The Results of Ignorance

Okay, it' s not like I expect great feats of mental acuity and reasoned though from Phyllis Schlafly, but this piece on how evil secular left-wing destroyers of all that is good are "censoring" information on creationism is interesting because it's a handy summary of everything that is wrong and stupid about people who can use the term "creation science" without irony or humor. (Thanks to Jeff for the link.)

Isn't it interesting, given this supposed master plot to suppress criticism of evolution, that when some interesting new fossils are found, you read in the paper about how they've changed the way scientists think about evolution? This is a concept that the scientifically illiterate right wingers don't get - that theories are not something pulled out of thin air, but explanations that fit the evidence, and that must be revised (or chucked out) when new evidence is found.

If anybody wants to believe any particular creation myth they want, that's fine with me. Just don't call it science. Picking out some data points that fit your myth and saying "See!

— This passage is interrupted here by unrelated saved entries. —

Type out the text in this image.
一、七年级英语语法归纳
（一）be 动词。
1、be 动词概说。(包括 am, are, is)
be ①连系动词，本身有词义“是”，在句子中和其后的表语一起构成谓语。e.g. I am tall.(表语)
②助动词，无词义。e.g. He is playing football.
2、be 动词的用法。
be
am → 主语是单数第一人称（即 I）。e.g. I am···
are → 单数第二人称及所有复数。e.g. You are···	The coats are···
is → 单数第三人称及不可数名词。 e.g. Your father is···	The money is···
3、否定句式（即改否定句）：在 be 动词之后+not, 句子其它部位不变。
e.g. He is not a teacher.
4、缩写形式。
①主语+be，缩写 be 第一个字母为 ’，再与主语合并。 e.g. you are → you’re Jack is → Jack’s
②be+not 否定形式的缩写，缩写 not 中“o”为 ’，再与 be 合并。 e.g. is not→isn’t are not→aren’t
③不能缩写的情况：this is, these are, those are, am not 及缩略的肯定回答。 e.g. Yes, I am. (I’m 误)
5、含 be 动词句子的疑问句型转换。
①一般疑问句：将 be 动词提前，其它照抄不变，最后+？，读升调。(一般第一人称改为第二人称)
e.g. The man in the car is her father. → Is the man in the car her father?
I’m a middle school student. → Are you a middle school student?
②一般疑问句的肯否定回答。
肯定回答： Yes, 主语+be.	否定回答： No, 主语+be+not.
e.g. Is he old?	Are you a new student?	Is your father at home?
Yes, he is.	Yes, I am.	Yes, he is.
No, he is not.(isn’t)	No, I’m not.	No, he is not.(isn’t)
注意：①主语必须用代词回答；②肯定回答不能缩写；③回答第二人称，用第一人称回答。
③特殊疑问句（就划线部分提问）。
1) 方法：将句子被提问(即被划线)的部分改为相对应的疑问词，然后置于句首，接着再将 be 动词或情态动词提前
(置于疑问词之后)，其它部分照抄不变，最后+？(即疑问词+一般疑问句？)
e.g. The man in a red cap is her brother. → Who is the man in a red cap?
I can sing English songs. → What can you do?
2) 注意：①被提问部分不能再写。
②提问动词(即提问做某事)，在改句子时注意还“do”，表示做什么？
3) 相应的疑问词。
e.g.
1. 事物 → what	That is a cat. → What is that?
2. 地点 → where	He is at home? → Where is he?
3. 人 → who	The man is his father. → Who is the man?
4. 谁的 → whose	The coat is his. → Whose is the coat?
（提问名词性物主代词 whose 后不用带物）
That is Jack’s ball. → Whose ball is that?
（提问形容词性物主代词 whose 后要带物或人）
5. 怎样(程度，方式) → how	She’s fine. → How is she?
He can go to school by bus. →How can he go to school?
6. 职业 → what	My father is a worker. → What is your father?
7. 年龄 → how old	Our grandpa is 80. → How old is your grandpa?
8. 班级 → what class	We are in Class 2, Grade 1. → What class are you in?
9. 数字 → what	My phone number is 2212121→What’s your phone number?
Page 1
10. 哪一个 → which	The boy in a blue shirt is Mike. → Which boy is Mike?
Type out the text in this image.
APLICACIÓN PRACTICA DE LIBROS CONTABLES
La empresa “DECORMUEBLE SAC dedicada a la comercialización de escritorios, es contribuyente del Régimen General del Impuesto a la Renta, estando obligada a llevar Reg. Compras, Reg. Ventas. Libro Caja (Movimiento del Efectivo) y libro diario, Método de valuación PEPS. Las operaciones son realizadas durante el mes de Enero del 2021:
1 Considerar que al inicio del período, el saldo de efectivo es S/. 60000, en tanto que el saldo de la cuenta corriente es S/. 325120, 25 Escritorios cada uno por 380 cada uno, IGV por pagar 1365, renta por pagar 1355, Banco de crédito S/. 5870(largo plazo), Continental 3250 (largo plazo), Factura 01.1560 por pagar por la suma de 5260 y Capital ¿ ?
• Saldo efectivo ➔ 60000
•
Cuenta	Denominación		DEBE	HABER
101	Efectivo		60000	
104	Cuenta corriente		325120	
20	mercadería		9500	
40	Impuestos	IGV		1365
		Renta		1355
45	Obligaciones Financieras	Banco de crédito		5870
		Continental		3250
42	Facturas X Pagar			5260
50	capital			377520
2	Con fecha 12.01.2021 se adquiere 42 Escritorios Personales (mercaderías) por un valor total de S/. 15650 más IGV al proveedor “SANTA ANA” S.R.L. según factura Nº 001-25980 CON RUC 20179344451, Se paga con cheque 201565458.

There's evidence!" is not science.

Unfortunately, with Schlafly & Co. in political favor, we're likely to have a generation that's even more ignorant that the current American population. In my more hopeless moments I see this country heading into a period of ignorance and superstition that's frightening. Ignorant, superstitious populations are easily controlled, and I don't expect nice peace-loving people to be the ones feeding Americans their religious myths to keep them settled down and obedient fifty or so years from now.

Fortunately, there's a whole world out there, and one that often is more rational than the US. Between the rise of superstition, declining investments in education and science, and the mess that the administration is making of our financial health (which will be tough to dig out of) we're positioning ourselves to be a third-rate nation with a medium standard of living 50-100 years from now. Meanwhile, in Asia and Latin America the trend is toward progress and stability, and Europe continues to be better at preserving what they've already got than us.

So in those hopeless moments I think that at least if we blow it, somebody else will move ahead. And maybe in 100 years some executive in Buenos Aires or Lima or Beijing will be deciding to outsource the low-wage jobs to Arkansas.